Amazon’s facial recognition technology may be misidentifying dark-skinned women, according to U of T Engineering Science undergraduate Inioluwa Deborah Raji and Massachusetts Institute of Technology Media Lab research assistant Joy Buolamwini. This finding helped Raji and Buolamwini win “best student paper” at the Artificial Intelligence, Ethics, and Society (AIES) Conference in Honolulu, Hawaii. Held in January, the prestigious conference was sponsored by Google, Facebook, Amazon, and the like.
Their paper, which caught the Toronto Star’s attention, was a follow-up on an earlier audit by Buolamwini on technology from Microsoft, IBM, and Face++, a facial recognition startup based in China.
Origins of the research
Buolamwini’s earlier study, “Gender Shades: Intersectional Accuracy Disparities in Commercial Gender Classification,” investigated the accuracy of artificial intelligence (AI) systems used by the three technology firms for facial recognition. Then-Microsoft Research computer scientist Timnit Gebru co-authored the paper.
Raji wrote that after reading about Buolamwini’s experiences “as a black woman being regularly misgendered by these models,” she wondered if her personal experience would hold true for a larger dataset containing samples of other dark-skinned women. This proved to be the case in the final analysis.
According to Raji, “Gender Shades” uncovered “serious performance disparities” in software systems used by the three firms. The results showed that the software misidentified darker-skinned women far more frequently than lighter-skinned men.
In an email to The Varsity, Raji wrote that since the release of Buolamwini and Gebru’s study, all three audited firms have updated their software to address these concerns.
For the paper submitted to the AIES Conference, Raji and Buolamwini tested the updated software to examine the extent of the change.
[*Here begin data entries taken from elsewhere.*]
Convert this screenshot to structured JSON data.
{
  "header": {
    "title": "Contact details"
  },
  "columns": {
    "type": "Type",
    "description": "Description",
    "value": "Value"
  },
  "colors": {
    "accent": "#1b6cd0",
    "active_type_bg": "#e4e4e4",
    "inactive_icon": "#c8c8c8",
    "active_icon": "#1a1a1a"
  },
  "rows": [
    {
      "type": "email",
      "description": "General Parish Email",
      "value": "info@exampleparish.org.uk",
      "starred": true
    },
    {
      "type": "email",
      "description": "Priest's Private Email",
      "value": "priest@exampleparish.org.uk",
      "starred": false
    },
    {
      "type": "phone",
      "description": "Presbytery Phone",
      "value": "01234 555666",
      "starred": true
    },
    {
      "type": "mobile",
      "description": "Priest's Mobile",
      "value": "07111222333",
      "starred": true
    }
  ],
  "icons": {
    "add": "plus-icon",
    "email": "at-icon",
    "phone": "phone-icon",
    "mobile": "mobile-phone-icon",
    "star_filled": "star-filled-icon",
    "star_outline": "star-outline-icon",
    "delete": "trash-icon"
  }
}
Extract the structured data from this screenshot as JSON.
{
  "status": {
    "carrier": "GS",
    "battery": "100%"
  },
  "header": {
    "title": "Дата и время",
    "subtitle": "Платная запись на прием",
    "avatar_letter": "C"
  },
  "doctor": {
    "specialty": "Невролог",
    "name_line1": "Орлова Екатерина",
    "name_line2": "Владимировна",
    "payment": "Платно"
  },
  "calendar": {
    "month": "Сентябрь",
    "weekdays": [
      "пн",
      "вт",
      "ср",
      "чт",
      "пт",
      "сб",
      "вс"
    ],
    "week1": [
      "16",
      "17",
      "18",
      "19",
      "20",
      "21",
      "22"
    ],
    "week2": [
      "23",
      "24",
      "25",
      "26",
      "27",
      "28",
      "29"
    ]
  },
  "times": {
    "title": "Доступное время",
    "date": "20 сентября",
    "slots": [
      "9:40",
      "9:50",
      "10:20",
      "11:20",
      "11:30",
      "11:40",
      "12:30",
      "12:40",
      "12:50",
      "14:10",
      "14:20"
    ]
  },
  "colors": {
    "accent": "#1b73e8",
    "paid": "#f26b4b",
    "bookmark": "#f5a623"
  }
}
They also audited Amazon and Karios, a small technology startup, to see how the companies’ adjusted performance “compared to the performance of companies not initially targeted by the initial study.”
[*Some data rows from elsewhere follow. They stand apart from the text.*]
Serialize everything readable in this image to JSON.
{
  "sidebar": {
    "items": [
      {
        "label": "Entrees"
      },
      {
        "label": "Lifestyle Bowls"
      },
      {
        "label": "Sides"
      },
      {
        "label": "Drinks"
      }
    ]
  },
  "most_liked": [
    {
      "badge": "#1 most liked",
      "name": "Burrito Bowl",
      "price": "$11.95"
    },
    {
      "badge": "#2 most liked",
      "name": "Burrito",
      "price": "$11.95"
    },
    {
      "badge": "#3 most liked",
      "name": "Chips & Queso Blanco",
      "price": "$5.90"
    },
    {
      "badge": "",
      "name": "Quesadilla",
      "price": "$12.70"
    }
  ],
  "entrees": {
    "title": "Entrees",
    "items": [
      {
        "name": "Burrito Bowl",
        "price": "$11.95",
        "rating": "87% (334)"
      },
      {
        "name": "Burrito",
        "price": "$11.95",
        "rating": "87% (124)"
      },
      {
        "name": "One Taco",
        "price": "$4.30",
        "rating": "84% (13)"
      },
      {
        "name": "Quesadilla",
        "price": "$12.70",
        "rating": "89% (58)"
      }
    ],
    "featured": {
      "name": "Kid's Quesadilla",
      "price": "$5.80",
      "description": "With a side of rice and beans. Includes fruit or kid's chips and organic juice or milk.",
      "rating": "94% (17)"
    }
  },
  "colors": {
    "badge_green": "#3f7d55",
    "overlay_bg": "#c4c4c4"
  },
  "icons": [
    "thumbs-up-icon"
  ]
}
At the time of Raji and Buolamwini’s follow-up study in July, Raji wrote that “the ACLU [American Civil Liberties Union] had recently reported that Amazon’s technology was being used by police departments in sensitive contexts.”
Amazon denied that bias was an issue, saying that it should not be a concern for their “partners, clients, or the public.”
Raji and Buolamwini’s study showed evidence to the contrary. “We found that they actually had quite a large performance disparity between darker females and lighter males, not working equally for all the different intersectional subgroups,” wrote Raji.
Amazon’s response to the study
In a statement sent by Amazon’s Press Center to The Varsity, a representative wrote that the results of Raji and Boulamwini’s study would not be applicable to technologies used by law enforcement.
Amazon wrote that the study’s results “are based on facial analysis and not facial recognition,” and clarified that “analysis can spot faces in videos or images and assign generic attributes such as wearing glasses,” while “recognition is a different technique by which an individual face is matched to faces in videos and images.”
“It’s not possible to draw a conclusion on the accuracy of facial recognition for any use case – including law enforcement – based on results obtained using facial analysis,” continued Amazon. “The results in the paper also do not use the latest version of Rekognition and do not represent how a customer would use the service today.”
In a self-study using an “up-to-date version of Amazon Rekognition with similar data downloaded from parliamentary websites and the Megaface dataset of 1M images,” explained Amazon, “we found exactly zero false positive matches with the recommended 99% confidence threshold.”
However, Amazon noted that it continues “to seek input and feedback to constantly improve this technology, and support the creation of third party evaluations, datasets, and benchmarks.” Furthermore, Amazon is “grateful to customers and academics who contribute to improving these technologies.”
The pair’s research could inform policy
Raji wrote that while it’s tempting for the media to focus on the flaw in Amazon’s software, she thinks that the major contribution of her paper is in helping to uncover how researchers can effectively conduct and present an audit of an algorithmic software system to prompt corporate action.
“Gender Shades introduced the idea of a model-level audit target, a user-presentative test set, a method for releasing results to companies called Coordinated Bias Disclosure,” wrote Raji.
In other words, Raji and Buolamwini’s research showed an effective way for companies and policymakers to investigate and communicate a problem in software systems and take action.
Most importantly, wrote Raji, the studies highlight the need for researchers to evaluate similar software models “with an intersectional breakdown of the population being served.”